Baha Mar Ltd. today stated that it is extremely concerned and disappointed that the Supreme Court of the Commonwealth of The Bahamas has decided to adjourn until Tuesday July 7 the hearing of Baha Mar’s application for recognition of the U.S. bankruptcy proceedings.
The adjournment by the Bahamian Supreme Court was granted at the joint request of the office of The Attorney General of The Bahamas and The Export-Import Bank of China, the project’s lender.
“This adjournment unfortunately makes it impossible at this time to act on the U.S. Court approvals we received yesterday, which would allow us, among other things, to pay salaries and benefits for Baha Mar Citizens as well as pay ordinary course suppliers and vendors for goods and services post the commencement of the Chapter 11 process," according to a written statement by Baha Mar Ltd. "The adjournment has very troubling implications for both the Chapter 11 process and our efforts to position Baha Mar to complete construction and open successfully.”
Baha Mar reported that the Bahamian Supreme Court directed Baha Mar, at the request of the Attorney General, to provide the Government with information necessary for the Government to pay the salaries of the more than 2,200 Baha Mar employees for the period ending July 3.
“We are doing everything we can to immediately comply with the Supreme Court’s direction," Baha Mar Ltd's statement read. "It is in Baha Mar employee’s interests that the government now fulfills the responsibility it has chosen to take on for this pay period.”
Baha Mar is complying with this direction, although the company noted that the Government’s unorthodox request for the direction appeared redundant in light of the U.S. Court yesterday granting Baha Mar its Debtor-In-Possession (DIP) financing and approving Baha Mar’s motion to operate and fund its payroll in the normal course.

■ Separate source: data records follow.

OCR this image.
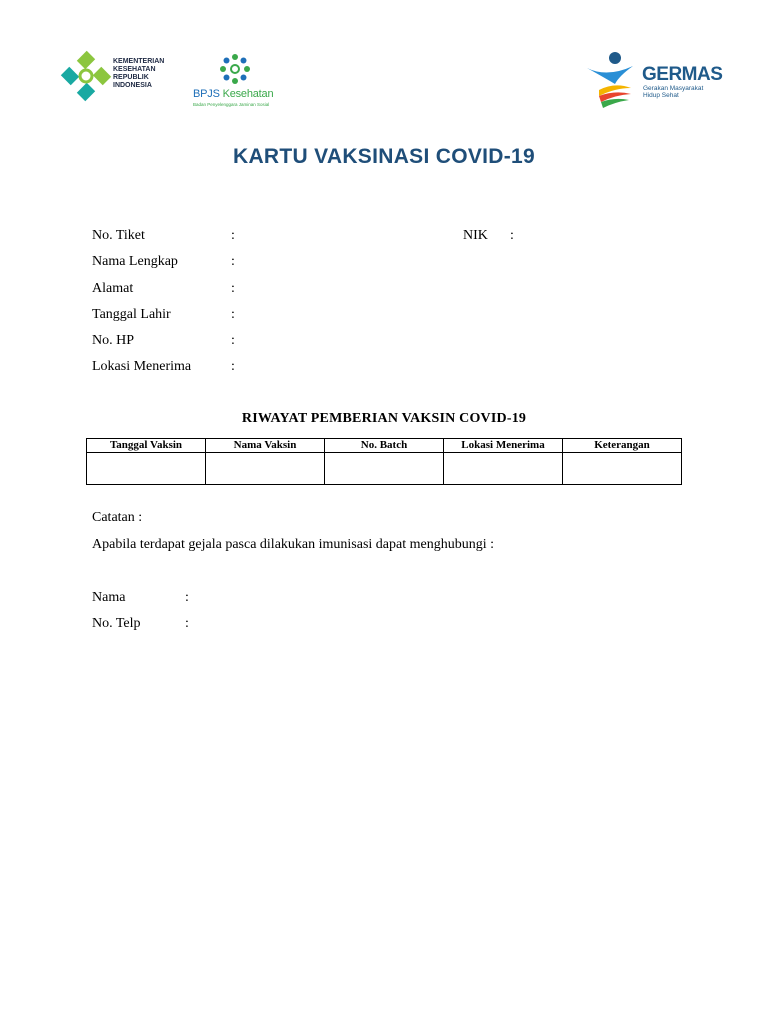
KEMENTERIAN
KESEHATAN
REPUBLIK
INDONESIA
BPJS Kesehatan
Badan Penyelenggara Jaminan Sosial
GERMAS
Gerakan Masyarakat
Hidup Sehat
KARTU VAKSINASI COVID-19
No. Tiket	:	NIK :
Nama Lengkap	:
Alamat	:
Tanggal Lahir	:
No. HP	:
Lokasi Menerima	:
RIWAYAT PEMBERIAN VAKSIN COVID-19
Tanggal Vaksin	Nama Vaksin	No. Batch	Lokasi Menerima	Keterangan

Catatan :
Apabila terdapat gejala pasca dilakukan imunisasi dapat menghubungi :
Nama	:
No. Telp	:
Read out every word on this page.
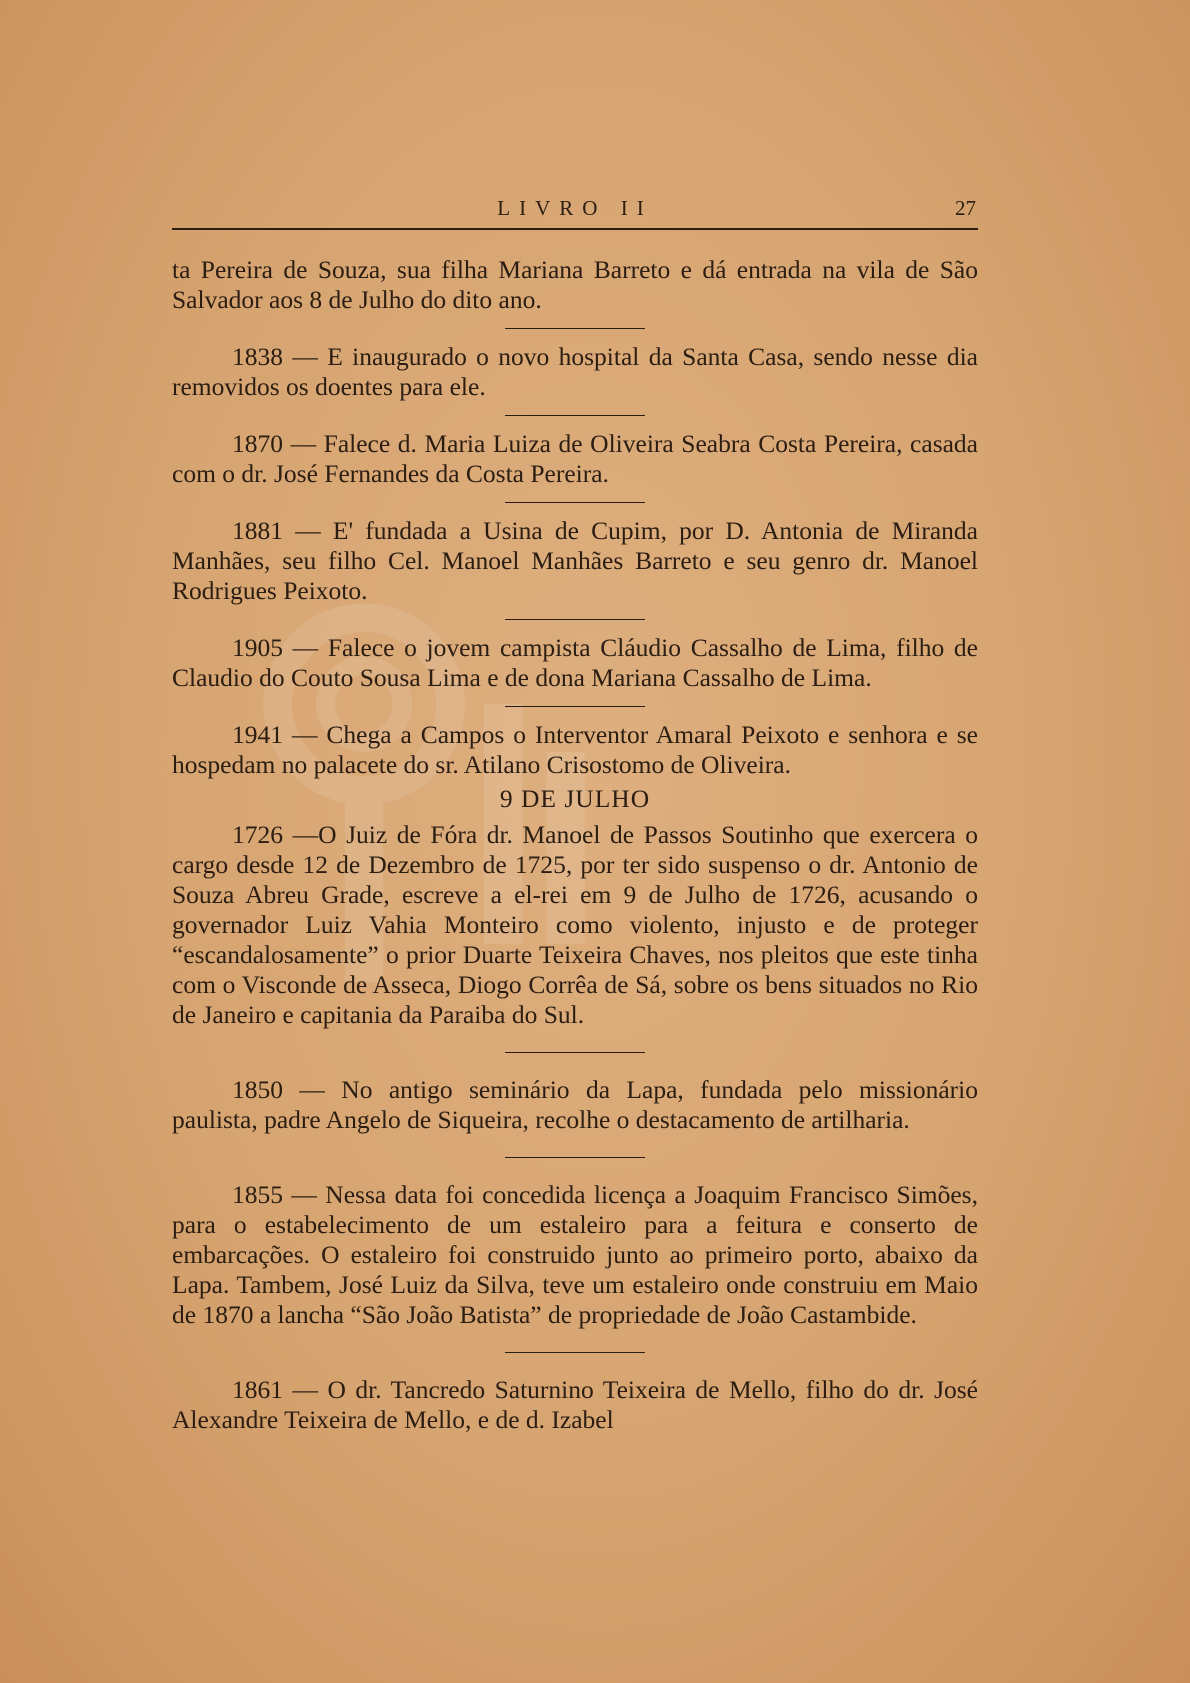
LIVRO II	27

ta Pereira de Souza, sua filha Mariana Barreto e dá entrada na vila de São Salvador aos 8 de Julho do dito ano.

1838 — E inaugurado o novo hospital da Santa Casa, sendo nesse dia removidos os doentes para ele.

1870 — Falece d. Maria Luiza de Oliveira Seabra Costa Pereira, casada com o dr. José Fernandes da Costa Pereira.

1881 — E' fundada a Usina de Cupim, por D. Antonia de Miranda Manhães, seu filho Cel. Manoel Manhães Barreto e seu genro dr. Manoel Rodrigues Peixoto.

1905 — Falece o jovem campista Cláudio Cassalho de Lima, filho de Claudio do Couto Sousa Lima e de dona Mariana Cassalho de Lima.

1941 — Chega a Campos o Interventor Amaral Peixoto e senhora e se hospedam no palacete do sr. Atilano Crisostomo de Oliveira.

9 DE JULHO

1726 —O Juiz de Fóra dr. Manoel de Passos Soutinho que exercera o cargo desde 12 de Dezembro de 1725, por ter sido suspenso o dr. Antonio de Souza Abreu Grade, escreve a el-rei em 9 de Julho de 1726, acusando o governador Luiz Vahia Monteiro como violento, injusto e de proteger “escandalosamente” o prior Duarte Teixeira Chaves, nos pleitos que este tinha com o Visconde de Asseca, Diogo Corrêa de Sá, sobre os bens situados no Rio de Janeiro e capitania da Paraiba do Sul.

1850 — No antigo seminário da Lapa, fundada pelo missionário paulista, padre Angelo de Siqueira, recolhe o destacamento de artilharia.

1855 — Nessa data foi concedida licença a Joaquim Francisco Simões, para o estabelecimento de um estaleiro para a feitura e conserto de embarcações. O estaleiro foi construido junto ao primeiro porto, abaixo da Lapa. Tambem, José Luiz da Silva, teve um estaleiro onde construiu em Maio de 1870 a lancha “São João Batista” de propriedade de João Castambide.

1861 — O dr. Tancredo Saturnino Teixeira de Mello, filho do dr. José Alexandre Teixeira de Mello, e de d. Izabel
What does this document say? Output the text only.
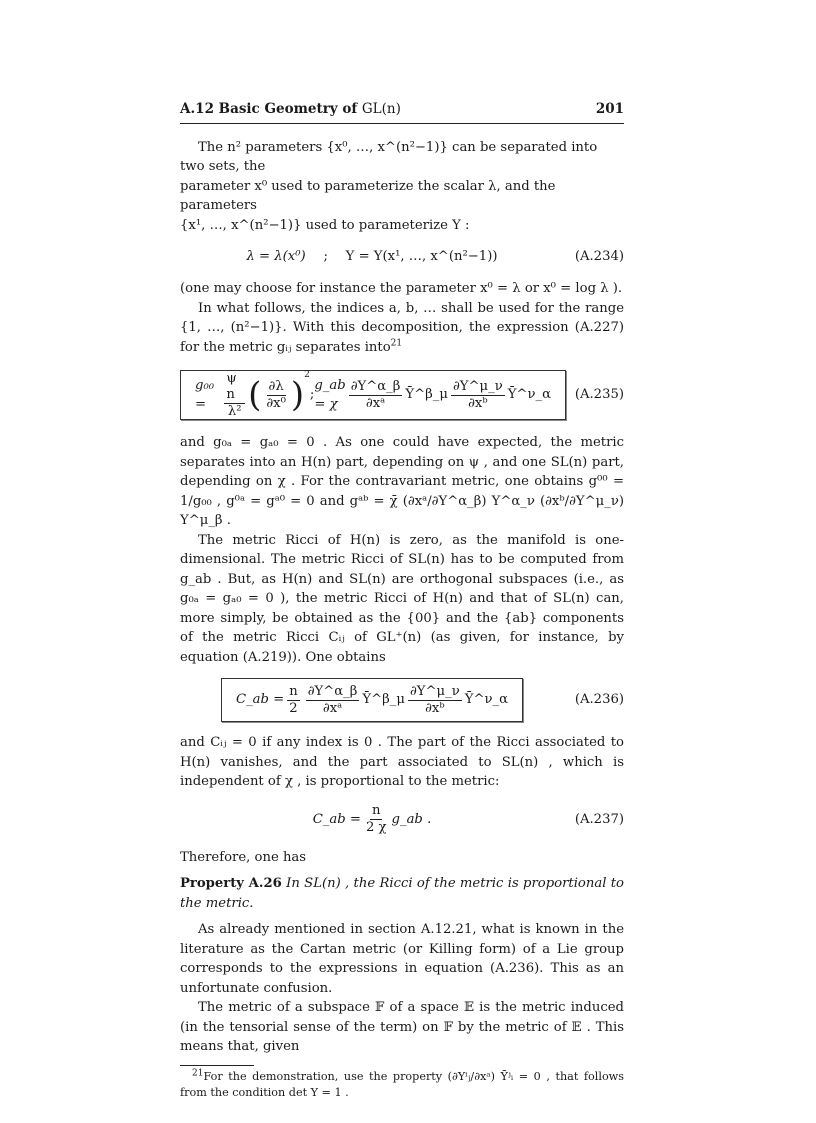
A.12 Basic Geometry of GL(n)	201

The n² parameters {x⁰, …, x^(n²−1)} can be separated into two sets, the
parameter x⁰ used to parameterize the scalar λ, and the parameters
{x¹, …, x^(n²−1)} used to parameterize Y :

λ = λ(x⁰)	;	Y = Y(x¹, …, x^(n²−1))	(A.234)

(one may choose for instance the parameter x⁰ = λ or x⁰ = log λ ).

In what follows, the indices a, b, … shall be used for the range {1, …, (n²−1)}. With this decomposition, the expression (A.227) for the metric gᵢⱼ separates into$^{21}$

g₀₀ =	$\frac{\text{ψ n}}{\text{λ²}}$ ( $\frac{\partial\lambda}{\text{∂x⁰}}$ )
2
;
g_ab = χ $\frac{\partial\Upsilon\^{}\alpha\_\beta}{\text{∂xᵃ}}$ Ῡ^β_μ $\frac{\partial\Upsilon\^{}\mu\_\nu}{\text{∂xᵇ}}$ Ῡ^ν_α	(A.235)

and g₀ₐ = gₐ₀ = 0 . As one could have expected, the metric separates into an H(n) part, depending on ψ , and one SL(n) part, depending on χ . For the contravariant metric, one obtains g⁰⁰ = 1/g₀₀ , g⁰ᵃ = gᵃ⁰ = 0 and gᵃᵇ = χ̄ (∂xᵃ/∂Υ^α_β) Υ^α_ν (∂xᵇ/∂Υ^μ_ν) Υ^μ_β .

The metric Ricci of H(n) is zero, as the manifold is one-dimensional. The metric Ricci of SL(n) has to be computed from g_ab . But, as H(n) and SL(n) are orthogonal subspaces (i.e., as g₀ₐ = gₐ₀ = 0 ), the metric Ricci of H(n) and that of SL(n) can, more simply, be obtained as the {00} and the {ab} components of the metric Ricci Cᵢⱼ of GL⁺(n) (as given, for instance, by equation (A.219)). One obtains

C_ab = $\frac{n}{2} \frac{\partial\Upsilon\^{}\alpha\_\beta}{\text{∂xᵃ}}$ Ῡ^β_μ $\frac{\partial\Upsilon\^{}\mu\_\nu}{\text{∂xᵇ}}$ Ῡ^ν_α	(A.236)

and Cᵢⱼ = 0 if any index is 0 . The part of the Ricci associated to H(n) vanishes, and the part associated to SL(n) , which is independent of χ , is proportional to the metric:

C_ab = $\frac{n}{2 \chi}$ g_ab .	(A.237)

Therefore, one has

Property A.26 In SL(n) , the Ricci of the metric is proportional to the metric.

As already mentioned in section A.12.21, what is known in the literature as the Cartan metric (or Killing form) of a Lie group corresponds to the expressions in equation (A.236). This as an unfortunate confusion.

The metric of a subspace 𝔽 of a space 𝔼 is the metric induced (in the tensorial sense of the term) on 𝔽 by the metric of 𝔼 . This means that, given

$^{21}$For the demonstration, use the property (∂Υⁱⱼ/∂xᵃ) Ῡʲᵢ = 0 , that follows from the condition det Y = 1 .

“The government’s objection is quite alarming. As we have made clear all week, time is of the essence for Baha Mar," according to the statement. "Having Baha Mar succeed is extremely important to the long-term economic well-being of the country.
“We are working as hard as we can on as many fronts as possible to move matters along toward completion and opening of the Baha Mar project," according to the statement. "Extensive efforts to reach a compromise with our lender and our contractor have been fruitless and if we are frustrated in taking advantage in The Bahamas of the US Chapter 11 process for very much longer, drastic and regrettable steps, including substantial staff reductions, will have to be taken.”